Nordau: Warum zur Hölle haben Sie denn einen unschuldigen Pfarrer getötet?
Utermohl: Scharffenberg meinte, das Vergeltung meiner Seele guttun würde.
Nordau: Warum dann ein Pfarrer und nicht der Mörder Ihrer Frau?
Utermohl: Diese Person würde ich nie mehr finden, ich weiß ja nicht einmal, wie sie aussieht. Aber der Mörder hat im Moment des Todes meiner Frau geschrien, dass er Gott wäre. Der Plan war also, über den Mord an einem Mann Gottes Vergeltung zu erlangen.
Nordau: Sind Sie völlig wahnsinnig, Doktor Utermohl? Hören Sie sich überhaupt selbst zu?
Utermohl: Ich weiß, dass der Mord an dem Pfarrer völlig verrückt war. Deshalb habe ich nachgedacht und eine andere Möglichkeit gefunden, die Dinge ins Reine zu bringen.
Nordau: Die da wäre?
Utermohl: Wenn das aktuelle Weltgeschehen nach Gottes Willen verläuft, dann kann man keinen Krieg mit Gott führen, indem man Menschen tötet. Denn viel eher erfreut er sich an ihrem Leid, als das ihm auch nur Leid einer einzigen armen Seele Kummer bereiten würde. Man kann auch Gott selbst nicht töten. Aber es gibt eine Möglichkeit, Gott dennoch zu besiegen. Wir leben doch in einem Universum, das nach bestimmten, unumgänglichen Naturgesetzen funktioniert. Da Gott, unser Schöpfer, ein Wesen ist, das in unserem Universum existiert, kann er sich diesen Gesetzen auch nicht widersetzen.

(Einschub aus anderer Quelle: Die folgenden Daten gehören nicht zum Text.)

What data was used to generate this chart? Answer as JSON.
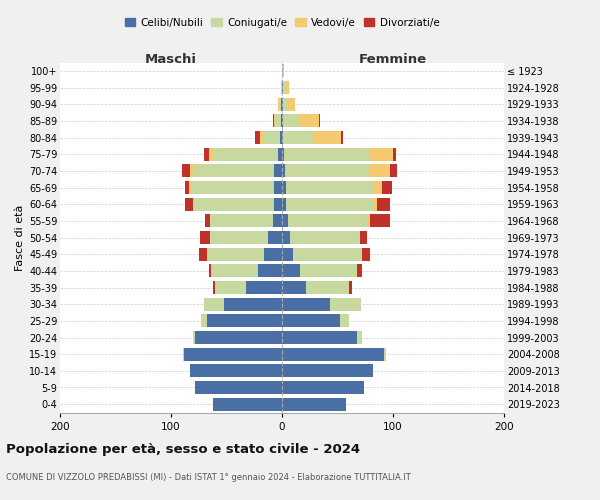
{
  "age_groups": [
    "0-4",
    "5-9",
    "10-14",
    "15-19",
    "20-24",
    "25-29",
    "30-34",
    "35-39",
    "40-44",
    "45-49",
    "50-54",
    "55-59",
    "60-64",
    "65-69",
    "70-74",
    "75-79",
    "80-84",
    "85-89",
    "90-94",
    "95-99",
    "100+"
  ],
  "birth_years": [
    "2019-2023",
    "2014-2018",
    "2009-2013",
    "2004-2008",
    "1999-2003",
    "1994-1998",
    "1989-1993",
    "1984-1988",
    "1979-1983",
    "1974-1978",
    "1969-1973",
    "1964-1968",
    "1959-1963",
    "1954-1958",
    "1949-1953",
    "1944-1948",
    "1939-1943",
    "1934-1938",
    "1929-1933",
    "1924-1928",
    "≤ 1923"
  ],
  "colors": {
    "celibi": "#4a6fa5",
    "coniugati": "#c8d9a0",
    "vedovi": "#f5c96e",
    "divorziati": "#c0312b"
  },
  "maschi": {
    "celibi": [
      62,
      78,
      83,
      88,
      78,
      68,
      52,
      32,
      22,
      16,
      13,
      8,
      7,
      7,
      7,
      4,
      2,
      1,
      1,
      0,
      0
    ],
    "coniugati": [
      0,
      0,
      0,
      1,
      2,
      5,
      18,
      28,
      42,
      52,
      52,
      57,
      72,
      75,
      72,
      58,
      14,
      4,
      2,
      1,
      0
    ],
    "vedovi": [
      0,
      0,
      0,
      0,
      0,
      0,
      0,
      0,
      0,
      0,
      0,
      0,
      1,
      2,
      4,
      4,
      4,
      2,
      1,
      0,
      0
    ],
    "divorziati": [
      0,
      0,
      0,
      0,
      0,
      0,
      0,
      2,
      2,
      7,
      9,
      4,
      7,
      3,
      7,
      4,
      4,
      1,
      0,
      0,
      0
    ]
  },
  "femmine": {
    "celibi": [
      58,
      74,
      82,
      92,
      68,
      52,
      43,
      22,
      16,
      10,
      7,
      5,
      4,
      4,
      3,
      2,
      1,
      1,
      1,
      1,
      0
    ],
    "coniugati": [
      0,
      0,
      0,
      2,
      4,
      8,
      28,
      38,
      52,
      62,
      62,
      72,
      78,
      78,
      76,
      76,
      28,
      14,
      4,
      2,
      1
    ],
    "vedovi": [
      0,
      0,
      0,
      0,
      0,
      0,
      0,
      0,
      0,
      0,
      1,
      2,
      4,
      8,
      18,
      22,
      24,
      18,
      7,
      3,
      1
    ],
    "divorziati": [
      0,
      0,
      0,
      0,
      0,
      0,
      0,
      3,
      4,
      7,
      7,
      18,
      11,
      9,
      7,
      3,
      2,
      1,
      0,
      0,
      0
    ]
  },
  "xlim": 200,
  "title": "Popolazione per età, sesso e stato civile - 2024",
  "subtitle": "COMUNE DI VIZZOLO PREDABISSI (MI) - Dati ISTAT 1° gennaio 2024 - Elaborazione TUTTITALIA.IT",
  "ylabel_left": "Fasce di età",
  "xlabel_left": "Maschi",
  "xlabel_right": "Femmine",
  "bg_color": "#f0f0f0",
  "plot_bg": "#ffffff"
}
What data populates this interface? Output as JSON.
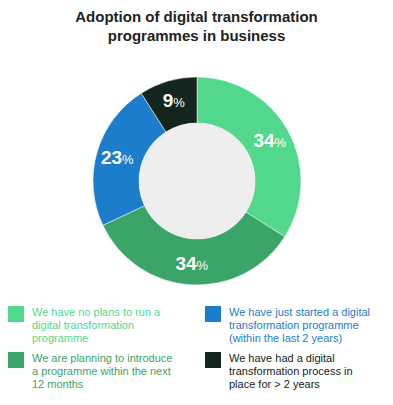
{
  "chart_data": {
    "type": "donut",
    "title": "Adoption of digital transformation programmes in business",
    "categories": [
      "We have no plans to run a digital transformation programme",
      "We are planning to introduce a programme within the next 12 months",
      "We have just started a digital transformation programme (within the last 2 years)",
      "We have had a digital transformation process in place for > 2 years"
    ],
    "values": [
      34,
      34,
      23,
      9
    ],
    "value_labels": [
      "34%",
      "34%",
      "23%",
      "9%"
    ],
    "colors": [
      "#52d88c",
      "#3ba469",
      "#1c7dcd",
      "#13251d"
    ],
    "data_labels": true,
    "legend": "bottom"
  }
}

So kann er auch beispielsweise die Eigenschaften der Raumzeit nicht verändern und nicht beeinflussen, wie wir uns in der Raumzeit bewegen. Also will ich eine Zeitmaschine bauen, die sich rückwärts durch die Zeit bewegen kann, um so das Leben meiner Frau zu retten und Gott zu besiegen.
Nordau: Sie machen doch Witze.
Utermohl: Nein.
Nordau: Es ist schon bemerkenswert, wie Ihr Verstand wie mit einem Fingerschnippen von absolut scharfsinnigen Gedankengängen ins vollauf Absurde abdriftet. Ich meine, glauben Sie ernsthaft, dass Gott Ihre Frau getötet hat, anstelle eines Verrückten, der einfach aus einem Gefühl der Macht und Überlegenheit heraus geschrien hat, er wäre Gott? Mal ganz zu schweigen von Ihrem Plan, eine Zeitmaschine zu bauen, der an Absurdität gar nicht mehr zu übertreffen ist.
Utermohl: Wenn der Mörder meiner Frau nicht Gott selbst war, der menschliche Gestalt angenommen hat, dann war er trotzdem in jenem Sinne beteiligt, dass er den Mörder gesteuert hat, oder ihn nicht gehindert hat. Und jetzt entschuldigen Sie mich, ich muss zur technischen Universität.


8. Szene
Ein Mann und eine Frau gehen am selben Abend irgendwo in der Innenstadt spazieren. Von hinten schleicht sich ein Vermummter an und tötet die Frau durch einen Messerstich in den Rücken. Laut schreit er den altbekannten Satz "Ich bin Gott!", während die Frau und mit ihr der Mann auf den Boden sinken. Als der Vermummte flüchten will, packt ihn der Mann am Bein und bringt ihn damit zu Fall.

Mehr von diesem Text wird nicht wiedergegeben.